Trocar a coerência de princípios éticos e morais na política externa não é nenhuma novidade na história. Mas, tem que se estabelecer critérios e limites, caso se deseje estar entre os países líderes do mundo. Onde os interesses econômicos prevalecem sobre os direitos humanos e outros interesses estratégicos? E o que defender no palco internacional, além do seu próprio bolso? Acho que isso não está muito claro para a sociedade brasileira, da qual uma parte está mais preocupada em se resguardar da volatilidade da política econômica do que de pensar que com coerência de princípios pode ter até mais ganhos do que com a sua falta. Seja no plano interno ou externo.
Thursday, 10 September 2015
DO GUARDA-CHUVA NO DIA DE SOL
DO GUARDA-CHUVA NO DIA DE SOL
Existia um antigo provérbio, pouco lembrado hoje em dia, que dizia que o banco só dá guarda-chuva no dia de sol. No dia de chuva de granizo e trovoadas, você esta sozinho. Sozinho está o município onde você mora, e sozinho está você ou no seu emprego ou na sua empresa. Em resumo, a pergunta "com quem se pode contar nos dias de granizo" tem muitas discussões e uma só resposta.
No nível do município e das regiões, está cada vez mais comprovado que os que fizeram um plano de desenvolvimento com início, meio e fim, consensual, tiveram sucesso e se saíram melhor. Ou seja, os prefeitos são líderes políticos naturais que devem, para o bem da comunidade que representam, fazer para o município que lideram seu planos de desenvolvimento. As promessas eleitorais e conjunturas políticas podem se enquadrar perfeitamente dentro desses planos. Mas, os planos não devem ter centenas de páginas de economês ou língua dos planificadores urbanos que, de um lado ninguém entende, e de outro lado não querem dizer nada a ninguém. São planos para para encher linguiça intragável e enganar os eleitores e habitantes do município.
Planos têm que ser simples, com objetivos claros e têm que ser compreendidos por todos para serem aplicados. Têm que ter sonho e visão do município, e têm que congregar a todos. Seus instrumentos de gestão, como o orçamento municipal, não podem ser algo que só atende à legislação e eventualmente aos legisladores locais, mas devem atender à população como um todo. E com os resultados anunciados, têm que ter resultados medidos. Um planejamento desses não é simples, mas também não é tão complexo que não possa ser feito. E os municípios que o fizeram, e existem no Brasil, melhoraram em muito o nível da vida dos seus cidadãos.

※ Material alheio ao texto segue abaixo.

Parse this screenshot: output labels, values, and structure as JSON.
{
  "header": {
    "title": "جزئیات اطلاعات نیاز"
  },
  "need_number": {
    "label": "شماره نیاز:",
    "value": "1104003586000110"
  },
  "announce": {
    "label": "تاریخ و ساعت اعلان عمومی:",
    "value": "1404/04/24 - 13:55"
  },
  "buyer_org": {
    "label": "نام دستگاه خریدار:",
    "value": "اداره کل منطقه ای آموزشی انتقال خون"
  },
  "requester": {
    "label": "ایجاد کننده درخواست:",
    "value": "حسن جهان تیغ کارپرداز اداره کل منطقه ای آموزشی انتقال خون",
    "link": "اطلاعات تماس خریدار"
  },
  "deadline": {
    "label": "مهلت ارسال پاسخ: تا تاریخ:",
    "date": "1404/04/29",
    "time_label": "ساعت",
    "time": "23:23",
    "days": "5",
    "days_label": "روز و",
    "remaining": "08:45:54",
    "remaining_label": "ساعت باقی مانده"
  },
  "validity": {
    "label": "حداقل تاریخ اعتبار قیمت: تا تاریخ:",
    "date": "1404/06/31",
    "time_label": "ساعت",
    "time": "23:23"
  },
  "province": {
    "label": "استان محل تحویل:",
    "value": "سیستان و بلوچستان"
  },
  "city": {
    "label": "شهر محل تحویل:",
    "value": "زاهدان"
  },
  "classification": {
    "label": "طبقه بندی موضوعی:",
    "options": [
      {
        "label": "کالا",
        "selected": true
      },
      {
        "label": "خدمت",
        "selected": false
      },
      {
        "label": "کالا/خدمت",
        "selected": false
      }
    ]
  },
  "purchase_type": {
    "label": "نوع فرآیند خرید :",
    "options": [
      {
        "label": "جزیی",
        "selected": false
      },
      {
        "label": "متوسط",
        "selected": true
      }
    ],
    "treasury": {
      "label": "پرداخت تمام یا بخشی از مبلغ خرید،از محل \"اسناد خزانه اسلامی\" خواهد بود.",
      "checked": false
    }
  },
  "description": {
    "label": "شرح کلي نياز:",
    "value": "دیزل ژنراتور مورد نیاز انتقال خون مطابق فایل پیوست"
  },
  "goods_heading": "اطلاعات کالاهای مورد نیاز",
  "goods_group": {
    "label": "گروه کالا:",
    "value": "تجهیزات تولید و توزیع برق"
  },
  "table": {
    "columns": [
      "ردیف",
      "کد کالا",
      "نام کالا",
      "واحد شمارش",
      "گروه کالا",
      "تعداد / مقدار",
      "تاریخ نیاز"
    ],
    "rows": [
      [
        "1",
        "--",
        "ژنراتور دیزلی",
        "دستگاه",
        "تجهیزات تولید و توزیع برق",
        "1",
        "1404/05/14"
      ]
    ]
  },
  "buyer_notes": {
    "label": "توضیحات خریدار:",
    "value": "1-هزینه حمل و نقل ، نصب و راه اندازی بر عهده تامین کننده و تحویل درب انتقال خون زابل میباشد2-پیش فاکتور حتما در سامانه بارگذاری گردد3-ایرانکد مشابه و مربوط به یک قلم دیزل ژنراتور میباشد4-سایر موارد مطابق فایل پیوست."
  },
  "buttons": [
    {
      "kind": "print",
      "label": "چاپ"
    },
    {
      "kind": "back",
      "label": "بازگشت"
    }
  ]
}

O fato é que a chuva de granizo, caindo quase todo dia com a crise política e econômica, requer mudança de paradigma da gestão das empresas e dos gestores públicos. Quem se antecipou a isso, não será sobrevivente, mas sim o vencedor.
Agora, você decide a que classe pertence você, sua empresa, seu município. E o que depende de você. Só de você, porque os guardas chuvas acabaram.